The single is taken from the brand new album ‘Falling Under Spells’, which was written during the strange, uncertain times we’ve all lived through during the pandemic. Combs explains how it all came together: “Faced with untold lockdown days, I found myself in my studio with a head full of melodies, sounds, and lyric ideas. The songs came fast and furious. Songs about protest marches and true believers and going nowhere fast and wild dance parties in safer times. Songs for my wife and son. Songs for my friends. Songs for my achin’ head. Then I thought, while we’re all stuck, maybe I can get the best musicians I know to help me decorate these songs. So I asked and they stepped up, big time. Friends like GRAMMY-winner John Would (Fiona Apple), guitar virtuoso Paul Lacques (I See Hawks In LA), magic singers April Mann and Kelly Atkins, drum ace Matt Hergert, badass professors Wendy Kline (violin) and Joe Hellerstein (trumpet) all brought the spark. Each time a new bass or horn or harmony vocal part rolled in, it was like adding another drawer or window to this fancy cabin I was building. Somehow this band of stellar players from around the country had perfect group radar for the kind of music I wanted to make – personal, poetic songs rooted in classic American song-writing but with adventurous tendrils. A desert folk dobro part here, a Chet-Baker trumpet solo there, a distorted bass line here, a rich group choral arrangement there.
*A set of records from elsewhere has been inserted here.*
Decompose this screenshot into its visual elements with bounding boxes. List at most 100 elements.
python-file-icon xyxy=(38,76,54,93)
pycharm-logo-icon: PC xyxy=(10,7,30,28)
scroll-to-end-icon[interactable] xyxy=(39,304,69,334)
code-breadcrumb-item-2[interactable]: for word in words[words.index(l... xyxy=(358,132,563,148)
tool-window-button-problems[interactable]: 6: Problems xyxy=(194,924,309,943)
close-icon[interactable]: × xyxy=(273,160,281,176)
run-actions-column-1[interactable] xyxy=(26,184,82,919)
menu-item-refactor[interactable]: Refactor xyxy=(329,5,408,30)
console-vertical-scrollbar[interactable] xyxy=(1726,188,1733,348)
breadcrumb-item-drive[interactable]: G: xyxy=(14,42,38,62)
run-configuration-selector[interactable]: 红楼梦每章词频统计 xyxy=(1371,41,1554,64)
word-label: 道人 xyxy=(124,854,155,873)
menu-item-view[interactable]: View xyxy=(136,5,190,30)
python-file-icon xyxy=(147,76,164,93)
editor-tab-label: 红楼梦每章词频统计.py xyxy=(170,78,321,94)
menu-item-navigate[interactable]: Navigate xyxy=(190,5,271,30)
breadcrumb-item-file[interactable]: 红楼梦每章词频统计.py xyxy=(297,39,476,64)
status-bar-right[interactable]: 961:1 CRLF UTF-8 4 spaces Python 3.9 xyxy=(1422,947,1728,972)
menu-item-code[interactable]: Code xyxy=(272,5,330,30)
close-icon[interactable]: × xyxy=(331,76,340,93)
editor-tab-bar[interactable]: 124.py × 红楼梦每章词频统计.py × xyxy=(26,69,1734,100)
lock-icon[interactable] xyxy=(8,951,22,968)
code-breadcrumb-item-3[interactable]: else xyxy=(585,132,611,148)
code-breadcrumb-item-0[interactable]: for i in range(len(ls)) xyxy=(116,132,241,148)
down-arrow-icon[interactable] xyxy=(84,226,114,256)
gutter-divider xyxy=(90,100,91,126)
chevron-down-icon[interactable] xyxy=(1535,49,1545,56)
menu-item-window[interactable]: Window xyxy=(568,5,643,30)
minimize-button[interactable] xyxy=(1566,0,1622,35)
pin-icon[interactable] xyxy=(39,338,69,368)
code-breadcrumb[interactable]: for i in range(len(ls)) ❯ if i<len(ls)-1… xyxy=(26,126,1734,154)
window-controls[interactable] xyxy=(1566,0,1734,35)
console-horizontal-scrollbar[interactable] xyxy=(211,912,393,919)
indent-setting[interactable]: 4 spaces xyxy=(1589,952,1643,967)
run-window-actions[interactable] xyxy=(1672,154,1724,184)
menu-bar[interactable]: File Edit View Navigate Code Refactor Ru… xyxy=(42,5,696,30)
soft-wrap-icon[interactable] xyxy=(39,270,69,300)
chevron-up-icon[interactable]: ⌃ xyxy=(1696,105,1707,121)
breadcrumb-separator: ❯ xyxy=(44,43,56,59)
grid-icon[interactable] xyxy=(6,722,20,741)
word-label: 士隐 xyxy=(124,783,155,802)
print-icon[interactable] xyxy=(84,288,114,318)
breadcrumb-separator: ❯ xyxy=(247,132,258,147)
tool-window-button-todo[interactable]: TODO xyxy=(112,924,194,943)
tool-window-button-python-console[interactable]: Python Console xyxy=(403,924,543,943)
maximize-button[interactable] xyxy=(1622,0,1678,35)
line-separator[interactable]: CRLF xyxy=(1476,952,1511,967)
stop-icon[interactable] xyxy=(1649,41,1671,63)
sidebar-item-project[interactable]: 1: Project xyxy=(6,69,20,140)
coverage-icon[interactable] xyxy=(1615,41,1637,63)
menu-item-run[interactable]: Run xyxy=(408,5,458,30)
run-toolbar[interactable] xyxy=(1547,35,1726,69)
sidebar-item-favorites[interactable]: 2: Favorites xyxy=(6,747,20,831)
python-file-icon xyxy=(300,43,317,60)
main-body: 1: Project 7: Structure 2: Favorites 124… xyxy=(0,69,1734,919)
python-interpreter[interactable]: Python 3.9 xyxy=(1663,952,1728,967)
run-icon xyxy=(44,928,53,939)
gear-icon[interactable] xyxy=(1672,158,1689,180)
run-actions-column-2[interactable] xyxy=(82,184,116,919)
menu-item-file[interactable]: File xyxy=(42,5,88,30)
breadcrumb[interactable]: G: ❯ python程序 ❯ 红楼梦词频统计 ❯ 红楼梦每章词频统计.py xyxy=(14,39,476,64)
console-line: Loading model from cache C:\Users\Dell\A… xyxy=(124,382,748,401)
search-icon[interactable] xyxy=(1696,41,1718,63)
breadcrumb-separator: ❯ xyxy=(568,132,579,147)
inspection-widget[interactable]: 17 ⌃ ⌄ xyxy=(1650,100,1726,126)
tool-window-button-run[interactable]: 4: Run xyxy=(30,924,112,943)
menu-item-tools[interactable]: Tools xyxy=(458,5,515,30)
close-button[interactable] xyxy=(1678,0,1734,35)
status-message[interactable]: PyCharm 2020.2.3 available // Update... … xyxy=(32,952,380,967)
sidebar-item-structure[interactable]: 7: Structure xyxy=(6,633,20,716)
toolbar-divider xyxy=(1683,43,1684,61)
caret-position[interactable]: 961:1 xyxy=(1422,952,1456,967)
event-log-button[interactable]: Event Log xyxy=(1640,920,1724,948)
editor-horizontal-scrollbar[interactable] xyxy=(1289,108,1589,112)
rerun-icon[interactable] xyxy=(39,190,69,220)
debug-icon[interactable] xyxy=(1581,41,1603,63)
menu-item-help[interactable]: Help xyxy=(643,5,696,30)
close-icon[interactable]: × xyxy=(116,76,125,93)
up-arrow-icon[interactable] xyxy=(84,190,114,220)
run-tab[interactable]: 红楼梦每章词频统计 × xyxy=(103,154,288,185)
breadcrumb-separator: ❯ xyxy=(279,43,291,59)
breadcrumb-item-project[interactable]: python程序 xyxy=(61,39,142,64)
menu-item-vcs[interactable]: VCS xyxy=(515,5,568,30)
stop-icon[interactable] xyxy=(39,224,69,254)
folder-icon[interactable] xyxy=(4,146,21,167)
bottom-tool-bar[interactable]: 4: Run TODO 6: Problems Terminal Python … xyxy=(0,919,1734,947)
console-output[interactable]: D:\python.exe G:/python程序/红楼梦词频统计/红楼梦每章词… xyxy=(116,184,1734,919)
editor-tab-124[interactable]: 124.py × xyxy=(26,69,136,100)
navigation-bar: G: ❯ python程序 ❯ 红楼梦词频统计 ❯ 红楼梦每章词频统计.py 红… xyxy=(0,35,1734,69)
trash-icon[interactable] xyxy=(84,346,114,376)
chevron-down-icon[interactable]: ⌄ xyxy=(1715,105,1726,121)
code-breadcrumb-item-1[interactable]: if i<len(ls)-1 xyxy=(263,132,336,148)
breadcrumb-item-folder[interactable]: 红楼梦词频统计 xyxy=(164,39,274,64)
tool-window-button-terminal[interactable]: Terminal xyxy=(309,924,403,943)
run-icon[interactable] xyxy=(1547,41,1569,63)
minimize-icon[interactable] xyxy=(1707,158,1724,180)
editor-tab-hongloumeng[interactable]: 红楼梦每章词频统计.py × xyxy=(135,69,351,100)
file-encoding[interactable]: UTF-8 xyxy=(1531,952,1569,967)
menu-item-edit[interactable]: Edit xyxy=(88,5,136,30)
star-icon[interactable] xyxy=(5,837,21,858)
These speed-written songs, sprung from folk bones but orchestrated with many colours, burst into life piece by piece. Now the result of all this devotion, love and labour is here before you. It’s real and true. I think it is the best record I have made. I hope you feel it, too.” The new album is Combs’ fifth solo record, building on his impressive body of work with Great Willow and fresh from his collaboration with the highly-regarded I See Hawks in LA. His career has also taken in a BBC Peel Session, a Lollapalooza and a co-written song that featured in True Blood, sung by Iggy Pop/Best Coast. There’s a bit of everything to be found on the album: inspired by various genres, it’s full of soulful songs with heart and harmonies. Enjoy.